In an attempt to give each other uninterrupted hours, rather than minutes, to work (or relax, or just be), my spouse and I split the weekdays. On a recent Thursday (my day “off”), I craved a long, hot shower. I closed the bathroom door. I swayed in the steam, felt my muscles and mind start to soften. Then I opened my eyes to find the shower curtain peeled back, my daughter standing there.“Mama, can you help me with my art class video?”

It would be unfair to say that my daughter is an endless black hole of need, hell-bent on destroying every boundary I set. She’s simply a child, and all children are opportunistic when it comes to their grown-ups’ attention, even during years not steeped in loss and uncertainty.

A few weeks ago, as I made us frozen dumplings for lunch, she asked me, “And after we eat, maybe you want to read some Baby-Sitters Club with me before math?” I gently explained that while she is always welcome to ask me to do things with her, I am already giving her a lot of my time and energy, and I need to save some of that for myself. She listened, furrowed her brow, and nodded. I sensed her disappointment, but also her resiliency and desire to understand. Right now, clarifying our boundaries can seem awkward and selfish, but how else can we preserve our sanity and cultivate independence in our children?

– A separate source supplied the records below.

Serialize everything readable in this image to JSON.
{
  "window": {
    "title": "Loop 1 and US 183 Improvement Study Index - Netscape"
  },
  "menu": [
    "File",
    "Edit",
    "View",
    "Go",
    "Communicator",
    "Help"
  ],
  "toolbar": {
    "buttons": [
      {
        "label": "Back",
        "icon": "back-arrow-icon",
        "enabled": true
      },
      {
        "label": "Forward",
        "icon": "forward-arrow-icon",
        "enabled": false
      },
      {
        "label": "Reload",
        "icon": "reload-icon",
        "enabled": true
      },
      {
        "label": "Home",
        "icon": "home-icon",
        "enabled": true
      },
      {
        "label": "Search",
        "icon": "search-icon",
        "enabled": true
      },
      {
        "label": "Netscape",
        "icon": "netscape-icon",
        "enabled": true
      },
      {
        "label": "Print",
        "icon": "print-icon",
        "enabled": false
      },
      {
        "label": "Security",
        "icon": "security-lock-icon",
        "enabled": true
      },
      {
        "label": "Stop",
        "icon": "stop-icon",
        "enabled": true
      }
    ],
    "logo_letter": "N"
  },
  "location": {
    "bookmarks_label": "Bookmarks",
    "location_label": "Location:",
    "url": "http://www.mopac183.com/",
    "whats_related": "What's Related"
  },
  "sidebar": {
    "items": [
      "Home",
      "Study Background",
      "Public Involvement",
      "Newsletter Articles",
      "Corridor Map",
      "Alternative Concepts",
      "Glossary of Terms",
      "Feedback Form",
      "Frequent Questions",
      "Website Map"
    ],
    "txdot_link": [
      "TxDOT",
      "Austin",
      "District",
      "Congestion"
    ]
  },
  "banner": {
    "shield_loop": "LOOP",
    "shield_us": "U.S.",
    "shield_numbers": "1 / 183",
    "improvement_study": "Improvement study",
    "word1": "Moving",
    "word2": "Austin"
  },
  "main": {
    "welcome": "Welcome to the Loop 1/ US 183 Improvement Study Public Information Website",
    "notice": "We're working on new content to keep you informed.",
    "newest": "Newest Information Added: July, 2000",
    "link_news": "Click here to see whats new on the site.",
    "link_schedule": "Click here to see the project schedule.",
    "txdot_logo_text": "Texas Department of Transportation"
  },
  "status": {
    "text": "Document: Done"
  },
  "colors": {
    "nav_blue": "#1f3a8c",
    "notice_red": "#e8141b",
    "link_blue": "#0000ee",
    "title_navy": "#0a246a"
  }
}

Lately, my daughter opts to read alone in a little nook under the stairs decorated with her drawings, trinkets, and a tiny LED lamp. The rest of our family is blocked from entry by a kind-looking but firm sentinel: an oversized stuffed unicorn. The other day, I passed the bathroom and found her on the toilet. I asked if she needed anything—a magazine, the light turned on. “No,” she replied, before asking me to close the door. “Maybe just a little privacy.”